Comme je l’ai précédemment affirmé et soutenu, les États-Unis et la Grande-Bretagne sont en grande partie les responsables de l’émergence des forces qui ont fini par devenir l’État islamique. Nous pouvons les blâmer et dire qu’ils ont créé l’État islamique depuis l’invasion de l’Irak en 2003, et tout particulièrement la politique sectaire de diviser pour régner que le régime de l’occupation a sciemment et consciemment tenu à appliquer là-bas. C’est cette politique qui a créé un climat de tensions qui a par la suite constitué la pierre angulaire de la naissance et l’émergence de « l’État Islamique en Irak » (auparavant Al-Qaïda en Irak), rebaptisé « l’État Islamique en Irak et au Sham » [Syrie - EIIS]. Après son expansion en Syrie, le mouvement est actuellement connu sous l’appellation de « l’État Islamique ».
Toutefois, rapporte le très remarquable journaliste d’investigation Nafeez Ahmed, un nouveau rapport déclassifié du Pentagone vient de prouver que les agences de renseignement de l’Occident étaient, dès août 2012, conscientes de la possibilité de l’émergence de l’État islamique pour ne pas dire qu’elles souhaitaient vivement que cela se produise.
Un rapport de la Defense Intelligence Agency – DIA - a cité qu’il « y a une possibilité de l’établissement d’une Principauté salafiste, déclarée ou non déclarée, à l’est de la Syrie (Hasaka et Der Zor), et c’est exactement ce que les puissances qui soutiennent l’opposition souhaitent pour isoler le régime syrien. » Aujourd’hui, la base de pouvoir du soi-disant État Islamique syrien est située à Deir al-Zor, la capitale régionale de la région Est du même nom.

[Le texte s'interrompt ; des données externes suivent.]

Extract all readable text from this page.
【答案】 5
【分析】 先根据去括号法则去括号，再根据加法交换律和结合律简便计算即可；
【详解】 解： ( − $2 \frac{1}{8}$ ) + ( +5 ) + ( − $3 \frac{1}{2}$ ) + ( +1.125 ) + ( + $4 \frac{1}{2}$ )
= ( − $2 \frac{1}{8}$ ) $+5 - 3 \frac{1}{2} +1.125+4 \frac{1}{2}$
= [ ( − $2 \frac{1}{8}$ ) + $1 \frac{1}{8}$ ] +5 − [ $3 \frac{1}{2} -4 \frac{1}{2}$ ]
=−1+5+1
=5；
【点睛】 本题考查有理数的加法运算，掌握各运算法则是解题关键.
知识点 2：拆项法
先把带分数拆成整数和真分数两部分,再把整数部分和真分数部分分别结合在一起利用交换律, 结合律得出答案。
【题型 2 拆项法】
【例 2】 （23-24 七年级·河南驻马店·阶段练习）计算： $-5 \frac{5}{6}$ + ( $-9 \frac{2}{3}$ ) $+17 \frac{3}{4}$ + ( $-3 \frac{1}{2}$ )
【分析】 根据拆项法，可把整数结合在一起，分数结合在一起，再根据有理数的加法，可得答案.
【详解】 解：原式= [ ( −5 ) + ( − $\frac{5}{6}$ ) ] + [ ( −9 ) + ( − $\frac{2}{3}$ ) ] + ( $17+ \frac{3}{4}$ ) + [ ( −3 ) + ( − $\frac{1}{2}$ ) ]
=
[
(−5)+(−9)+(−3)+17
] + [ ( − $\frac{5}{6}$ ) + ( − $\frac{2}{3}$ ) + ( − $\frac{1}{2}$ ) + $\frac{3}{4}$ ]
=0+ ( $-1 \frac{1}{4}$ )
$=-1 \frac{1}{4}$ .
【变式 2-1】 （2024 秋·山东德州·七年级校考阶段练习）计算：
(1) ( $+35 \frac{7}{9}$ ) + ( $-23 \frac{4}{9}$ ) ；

Le rapport qui a été dévoilé par la demande d’accès à l’information d’un groupe conservateur américain explique dans un paragraphe précédent que « les puissances qui soutiennent l’opposition » fait référence aux « pays occidentaux, aux États du Golfe et à la Turquie. » Ici, le terme « pays occidentaux » est censé inclure Israël. De toute façon, un tel renseignement a sans doute été partagé avec Israël.
Ainsi, lorsqu’Israël se rend compte que l’Occident s’était engagé dans un tel cynisme avec des groupes portant la signature d’Al-Qaïda et opérant en Irak et en Syrie, il n’est pas étonnant qu’il [Israël] se sente autorisé à s’engager dans une alliance active et efficace avec Al-Qaïda en Syrie.